Note	Snort 3 custom rules cannot be edited. Ensure custom rules have a valid classification message for classtype within the rule text. If you import a rule without a classification or wrong classification, then delete and recreate the rule.

Intrusion rule action allows you to enable or disable the rule within an individual intrusion policy, as well as specify which action the system takes if monitored conditions trigger the rule.

The Cisco Talos Intelligence Group (Talos) sets the default action of each intrusion and inspector rule in each default policy. For example, a rule may be enabled in the Security over Connectivity default policy and disabled in the Connectivity over Security default policy. Talos sometimes uses a rule update to change the default action of one or more rules in a default policy. If you allow rule updates to update your base policy, you also allow the rule update to change the default action of a rule in your policy when the default action changes in the default policy you used to create your policy (or in the default policy it is based on). Note, however, that if you have changed the rule action, the rule update does not override your change.

When you create an intrusion rule, it inherits the default actions of the rules in the default policy you use to create your policy.

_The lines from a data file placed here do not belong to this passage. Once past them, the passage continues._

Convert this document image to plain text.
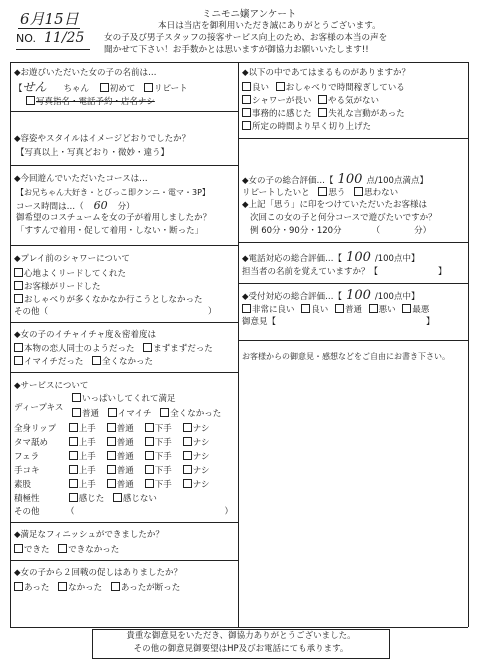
6月15日
NO. 11/25
ミニモニ嬢アンケート
本日は当店を御利用いただき誠にありがとうございます。
女の子及び男子スタッフの接客サービス向上のため、お客様の本当の声を
聞かせて下さい！お手数かとは思いますが御協力お願いいたします!!
◆お遊びいただいた女の子の名前は…
【せん　　 ちゃん 初めて リピート
写真指名・電話予約・店名ナシ
◆容姿やスタイルはイメージどおりでしたか？
【写真以上・写真どおり・微妙・違う】
◆今回遊んでいただいたコースは…
【お兄ちゃん大好き・とびっこ即クンニ・電マ・3P】
コース時間は…（ 60 分）
御希望のコスチュームを女の子が着用しましたか？
「すすんで着用・促して着用・しない・断った」
◆プレイ前のシャワーについて
心地よくリードしてくれた
お客様がリードした
おしゃべりが多くなかなか行こうとしなかった
その他（	）
◆女の子のイチャイチャ度＆密着度は
本物の恋人同士のようだった まずまずだった
イマイチだった 全くなかった
◆サービスについて
いっぱいしてくれて満足
ディープキス
普通 イマイチ 全くなかった
全身リップ	上手 普通 下手 ナシ
タマ舐め	上手 普通 下手 ナシ
フェラ	上手 普通 下手 ナシ
手コキ	上手 普通 下手 ナシ
素股	上手 普通 下手 ナシ
積極性	感じた 感じない
その他	（	）
◆満足なフィニッシュができましたか？
できた できなかった
◆女の子から２回戦の促しはありましたか？
あった なかった あったが断った
◆以下の中であてはまるものがありますか？
良い おしゃべりで時間稼ぎしている
シャワーが長い やる気がない
事務的に感じた 失礼な言動があった
所定の時間より早く切り上げた
◆女の子の総合評価…【 100 点/100点満点】
リピートしたいと 思う 思わない
◆上記「思う」に印をつけていただいたお客様は
次回この女の子と何分コースで遊びたいですか？
例 60分・90分・120分	（　　　　分）
◆電話対応の総合評価…【 100 /100点中】
担当者の名前を覚えていますか？【	】
◆受付対応の総合評価…【 100 /100点中】
非常に良い 良い 普通 悪い 最悪
御意見【	】
お客様からの御意見・感想などをご自由にお書き下さい。
貴重な御意見をいただき、御協力ありがとうございました。
その他の御意見御要望はHP及びお電話にても承ります。
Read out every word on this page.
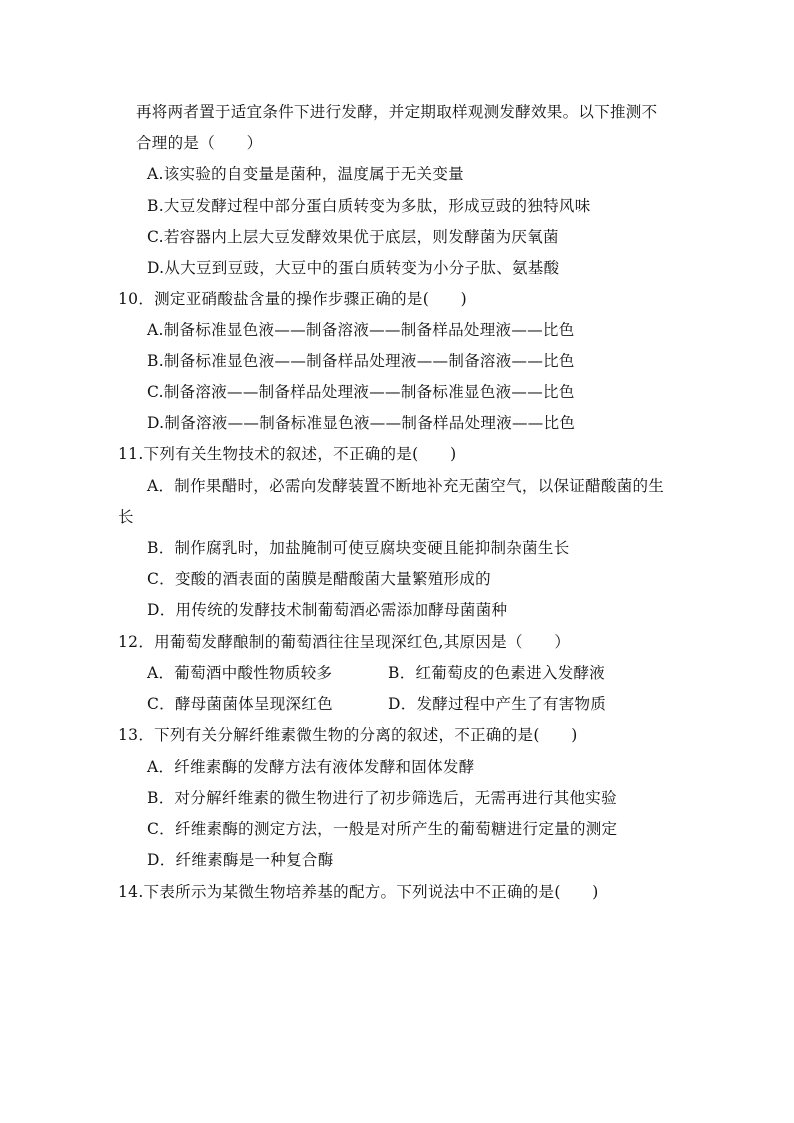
再将两者置于适宜条件下进行发酵，并定期取样观测发酵效果。以下推测不
合理的是（　　）
A.该实验的自变量是菌种，温度属于无关变量
B.大豆发酵过程中部分蛋白质转变为多肽，形成豆豉的独特风味
C.若容器内上层大豆发酵效果优于底层，则发酵菌为厌氧菌
D.从大豆到豆豉，大豆中的蛋白质转变为小分子肽、氨基酸
10．测定亚硝酸盐含量的操作步骤正确的是(　　)
A.制备标准显色液——制备溶液——制备样品处理液——比色
B.制备标准显色液——制备样品处理液——制备溶液——比色
C.制备溶液——制备样品处理液——制备标准显色液——比色
D.制备溶液——制备标准显色液——制备样品处理液——比色
11.下列有关生物技术的叙述，不正确的是(　　)
A．制作果醋时，必需向发酵装置不断地补充无菌空气，以保证醋酸菌的生
长
B．制作腐乳时，加盐腌制可使豆腐块变硬且能抑制杂菌生长
C．变酸的酒表面的菌膜是醋酸菌大量繁殖形成的
D．用传统的发酵技术制葡萄酒必需添加酵母菌菌种
12．用葡萄发酵酿制的葡萄酒往往呈现深红色,其原因是（　　）
A．葡萄酒中酸性物质较多	B．红葡萄皮的色素进入发酵液
C．酵母菌菌体呈现深红色	D．发酵过程中产生了有害物质
13．下列有关分解纤维素微生物的分离的叙述，不正确的是(　　)
A．纤维素酶的发酵方法有液体发酵和固体发酵
B．对分解纤维素的微生物进行了初步筛选后，无需再进行其他实验
C．纤维素酶的测定方法，一般是对所产生的葡萄糖进行定量的测定
D．纤维素酶是一种复合酶
14.下表所示为某微生物培养基的配方。下列说法中不正确的是(　　)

The importance of an intrusion event can be based on frequency of occurrence, or on source or destination IP address. In some cases you may not care about an event until it has occurred a certain number of times. For example, you may not be concerned if someone attempts to log into a server until they fail a certain number of times. In other cases, you may only need to see a few occurrences to know there is a widespread problem. For example, if a DoS attack is launched against your web server, you may only need to see a few occurrences of an intrusion event to know that you need to address the situation. Seeing hundreds of the same event only overwhelms your system.

If you are using custom rules, make sure you are prepared to manage that rule set for Snort 3 prior to conversion from Snort 2 to Snort 3. If you are using a rule set from a third-party vendor, contact that vendor to confirm that their rules will successfully convert to Snort 3 or to obtain a replacement rule set written natively for Snort 3. If you have custom rules that you have written yourself, familiarize with writing Snort 3 rules prior to conversion, so you can update your rules to optimize Snort 3 detection after conversion. See the links below to learn more about writing rules in Snort 3.

• https://blog.snort.org/2020/08/how-rules-are-improving-in-snort-3.html

• https://blog.snort.org/2020/10/talos-transition-to-snort-3.html

You can refer to other blogs at https://blog.snort.org/ to learn more about Snort 3 rules.

To use the system-provided tool to convert Snort 2 rules to Snort 3 rules, see Snort 2 Custom Rules Conversion to Snort 3.

Important

Snort 2 network analysis policy (NAP) settings cannot be copied to Snort3 automatically. NAP settings have to be manually replicated in Snort 3.